C’est à qui crée le plus de places de prison ; recrute le plus de fonctionnaires de police ; le plus d’enseignants ; à qui supprime le plus d’emplois publics (ah mais les contractuels alors ? ah oui mais attention ce n’est pas la même chose, il faut être sérieux ; moi je suis sérieux ; enfin tu connais pas le dossier, quoi) ; à qui crée un parquet spécialisé ; à qui fait la semaine des 35, 39 ou 42 heures ; à qui fait de l’internement préventif de radicalisés sous contrôle du juge ; ou non, sous contrôle de l’administration ; à qui enlève la nationalité ; à qui la garde ; à qui fixe un quota de migrants ; à qui différencie migrant d’ici et migrant de là ; à qui dit combien de regroupement filial parmi les 90% des 10% des 2/3 de la population qui toque à notre porte ; à qui parle aux qataris mais pas trop ; à qui réduit la dette ou limite le déficit de 0,2 points ; à qui augmente l’âge de la retraite, (64, dit l’un ; aha, 65, moi, dit l’autre, tout fier) ; à qui dit quand on peut tirer lorsqu’on est policier (avant ou après avoir allumé le cocktail molotov ?).

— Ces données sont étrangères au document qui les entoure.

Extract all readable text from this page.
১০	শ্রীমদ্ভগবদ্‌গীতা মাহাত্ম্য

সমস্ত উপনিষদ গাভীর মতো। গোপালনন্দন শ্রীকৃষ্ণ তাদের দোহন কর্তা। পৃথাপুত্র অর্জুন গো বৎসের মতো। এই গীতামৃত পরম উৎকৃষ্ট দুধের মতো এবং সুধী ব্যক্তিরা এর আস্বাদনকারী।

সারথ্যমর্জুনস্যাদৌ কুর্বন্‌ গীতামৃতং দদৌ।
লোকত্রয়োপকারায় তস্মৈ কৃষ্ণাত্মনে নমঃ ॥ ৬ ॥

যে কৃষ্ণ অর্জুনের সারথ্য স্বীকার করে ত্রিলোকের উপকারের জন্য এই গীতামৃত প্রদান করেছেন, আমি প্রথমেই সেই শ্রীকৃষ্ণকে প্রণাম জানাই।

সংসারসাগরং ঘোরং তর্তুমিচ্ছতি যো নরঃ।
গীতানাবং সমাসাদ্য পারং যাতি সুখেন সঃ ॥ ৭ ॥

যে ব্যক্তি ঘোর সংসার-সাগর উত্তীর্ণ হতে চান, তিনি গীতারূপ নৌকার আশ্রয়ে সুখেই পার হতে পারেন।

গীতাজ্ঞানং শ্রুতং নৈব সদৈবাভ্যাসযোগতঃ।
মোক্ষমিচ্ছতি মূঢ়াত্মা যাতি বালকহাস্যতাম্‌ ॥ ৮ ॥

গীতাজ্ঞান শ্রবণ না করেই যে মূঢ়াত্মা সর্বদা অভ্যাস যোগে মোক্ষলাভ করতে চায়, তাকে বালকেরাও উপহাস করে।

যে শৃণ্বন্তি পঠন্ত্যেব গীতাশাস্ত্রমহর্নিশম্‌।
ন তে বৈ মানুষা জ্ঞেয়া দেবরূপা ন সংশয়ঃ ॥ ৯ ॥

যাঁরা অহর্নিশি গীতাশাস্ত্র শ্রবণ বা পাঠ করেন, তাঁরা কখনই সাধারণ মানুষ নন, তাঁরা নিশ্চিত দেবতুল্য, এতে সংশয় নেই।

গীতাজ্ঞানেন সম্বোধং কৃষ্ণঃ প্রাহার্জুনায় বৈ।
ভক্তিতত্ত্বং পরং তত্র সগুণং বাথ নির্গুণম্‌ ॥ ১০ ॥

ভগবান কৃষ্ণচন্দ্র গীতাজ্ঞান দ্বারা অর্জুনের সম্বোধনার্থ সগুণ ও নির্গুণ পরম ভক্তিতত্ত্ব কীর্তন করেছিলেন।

Tout se passe comme si Edmund Burke avait raison : « L’âge de la chevalerie est passé; celui des sophistes, des économistes et des calculateurs lui a succédé ; et la gloire de l’Europe est éteinte à jamais. »

Peut être est-ce l’essence d’une primaire, où les candidats sont globalement d’un même bord, et donc ne diffèrent qu’à la marge (c’est d’ailleurs la raison pour laquelle je trouve cet exercice vide de sens) ; peut-être est-ce en raison de l’attitude de roquets des journalistes, interrompant à tort et à travers sans permettre le déroulement d’une pensée linéaire avec, à la bouche constamment, le mot « combien », pour mieux remplir leurs tableaux excell de chiffres et de petites croix selon le catalogue de mesures proposées, et dresser des résumés statistiques plus rapidement dans une belle infographie pastel qui nous mâchera l’information, à nous citoyens abrutis.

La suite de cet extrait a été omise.